State Key Laboratory of Proteomics, Beijing Proteome Research Center, National Center of Protein Sciences (Beijing), Beijing Institute of Lifeomics, Beijing, 100850, China.
Department of Genomics and Proteomics, Beijing Institute of Radiation Medicine, Beijing, 100850, China.
Nat Commun. 2018 Jun 25;9(1):2464. doi: 10.1038/s41467-018-04815-3.
Most tumor cells take up more glucose than normal cells. Splicing dysregulation is one of the molecular hallmarks of cancer. However, the role of splicing factor in glucose metabolism and tumor development remains poorly defined. Here, we show that upon glucose intake, the splicing factor SRSF5 is specifically induced through Tip60-mediated acetylation on K125, which antagonizes Smurf1-mediated ubiquitylation. SRSF5 promotes the alternative splicing of CCAR1 to produce CCAR1S proteins, which promote tumor growth by enhancing glucose consumption and acetyl-CoA production. Conversely, upon glucose starvation, SRSF5 is deacetylated by HDAC1, and ubiquitylated by Smurf1 on the same lysine, resulting in proteasomal degradation of SRSF5. The CCAR1L proteins accumulate to promote apoptosis. Importantly, SRSF5 is hyperacetylated and upregulated in human lung cancers, which correlates with increased CCAR1S expression and tumor progression. Thus, SRSF5 responds to high glucose to promote cancer development, and SRSF5-CCAR1 axis may be valuable targets for cancer therapeutics.

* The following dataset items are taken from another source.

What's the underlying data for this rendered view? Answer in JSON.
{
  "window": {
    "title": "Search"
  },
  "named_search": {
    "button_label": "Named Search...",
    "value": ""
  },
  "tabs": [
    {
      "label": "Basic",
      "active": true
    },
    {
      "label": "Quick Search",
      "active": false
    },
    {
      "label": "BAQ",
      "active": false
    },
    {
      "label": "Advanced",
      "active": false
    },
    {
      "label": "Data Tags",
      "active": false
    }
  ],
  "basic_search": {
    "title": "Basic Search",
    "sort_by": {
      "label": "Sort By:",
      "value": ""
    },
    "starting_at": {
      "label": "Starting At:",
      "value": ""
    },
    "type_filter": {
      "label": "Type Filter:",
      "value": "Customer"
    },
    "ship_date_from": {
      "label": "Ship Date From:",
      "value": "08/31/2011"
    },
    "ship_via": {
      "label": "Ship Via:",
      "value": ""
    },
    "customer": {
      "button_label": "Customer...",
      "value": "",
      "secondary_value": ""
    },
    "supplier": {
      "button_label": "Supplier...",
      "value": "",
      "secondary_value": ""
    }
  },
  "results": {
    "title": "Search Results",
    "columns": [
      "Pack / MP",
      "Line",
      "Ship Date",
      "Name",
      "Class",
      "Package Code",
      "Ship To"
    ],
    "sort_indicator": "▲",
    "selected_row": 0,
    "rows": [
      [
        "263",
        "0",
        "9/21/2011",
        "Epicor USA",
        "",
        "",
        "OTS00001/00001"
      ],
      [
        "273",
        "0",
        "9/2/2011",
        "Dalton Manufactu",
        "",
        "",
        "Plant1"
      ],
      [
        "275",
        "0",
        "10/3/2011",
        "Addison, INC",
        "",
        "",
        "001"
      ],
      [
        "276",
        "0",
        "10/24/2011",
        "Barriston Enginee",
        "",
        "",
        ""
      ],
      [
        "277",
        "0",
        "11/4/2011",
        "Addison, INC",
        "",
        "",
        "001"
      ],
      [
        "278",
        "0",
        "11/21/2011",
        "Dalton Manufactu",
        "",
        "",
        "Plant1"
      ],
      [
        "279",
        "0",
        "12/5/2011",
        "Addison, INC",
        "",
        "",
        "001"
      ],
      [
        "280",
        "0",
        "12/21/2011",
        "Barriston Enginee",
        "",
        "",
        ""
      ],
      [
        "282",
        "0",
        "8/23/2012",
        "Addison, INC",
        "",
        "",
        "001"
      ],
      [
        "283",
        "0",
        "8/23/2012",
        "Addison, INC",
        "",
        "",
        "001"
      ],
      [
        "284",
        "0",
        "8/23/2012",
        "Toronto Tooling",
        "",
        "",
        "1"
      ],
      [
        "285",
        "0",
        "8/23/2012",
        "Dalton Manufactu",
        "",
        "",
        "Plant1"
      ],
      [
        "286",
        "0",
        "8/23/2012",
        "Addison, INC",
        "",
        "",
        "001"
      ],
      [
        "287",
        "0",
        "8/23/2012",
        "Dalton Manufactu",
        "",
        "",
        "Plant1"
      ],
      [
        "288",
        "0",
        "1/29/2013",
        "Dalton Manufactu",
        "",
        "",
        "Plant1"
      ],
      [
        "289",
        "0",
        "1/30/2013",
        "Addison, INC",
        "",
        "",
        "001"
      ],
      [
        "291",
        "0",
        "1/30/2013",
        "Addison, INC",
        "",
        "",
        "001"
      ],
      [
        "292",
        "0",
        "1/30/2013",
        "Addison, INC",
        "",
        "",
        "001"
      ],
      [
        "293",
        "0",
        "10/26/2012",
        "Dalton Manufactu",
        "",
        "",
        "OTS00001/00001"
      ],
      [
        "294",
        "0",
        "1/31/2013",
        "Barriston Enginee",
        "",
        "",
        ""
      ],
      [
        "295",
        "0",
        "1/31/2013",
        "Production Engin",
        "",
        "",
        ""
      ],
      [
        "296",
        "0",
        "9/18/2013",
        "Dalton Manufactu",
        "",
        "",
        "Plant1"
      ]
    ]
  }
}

大多数肿瘤细胞比正常细胞吸收更多的葡萄糖。剪接失调是癌症的分子标志之一。然而,剪接因子在葡萄糖代谢和肿瘤发展中的作用仍未得到明确界定。在这里,我们表明,在摄入葡萄糖后,剪接因子 SRSF5 通过 Tip60 介导的 K125 乙酰化被特异性诱导,这拮抗了 Smurf1 介导的泛素化。SRSF5 促进 CCAR1 的选择性剪接产生 CCAR1S 蛋白,通过增强葡萄糖消耗和乙酰辅酶 A 生成促进肿瘤生长。相反,在葡萄糖饥饿时,SRSF5 被 HDAC1 去乙酰化,在同一赖氨酸上被 Smurf1 泛素化,导致 SRSF5 的蛋白酶体降解。CCAR1L 蛋白积累以促进细胞凋亡。重要的是,SRSF5 在人类肺癌中高度乙酰化和上调,这与 CCAR1S 表达增加和肿瘤进展相关。因此,SRSF5 响应高葡萄糖以促进癌症发展,SRSF5-CCAR1 轴可能是癌症治疗的有价值靶点。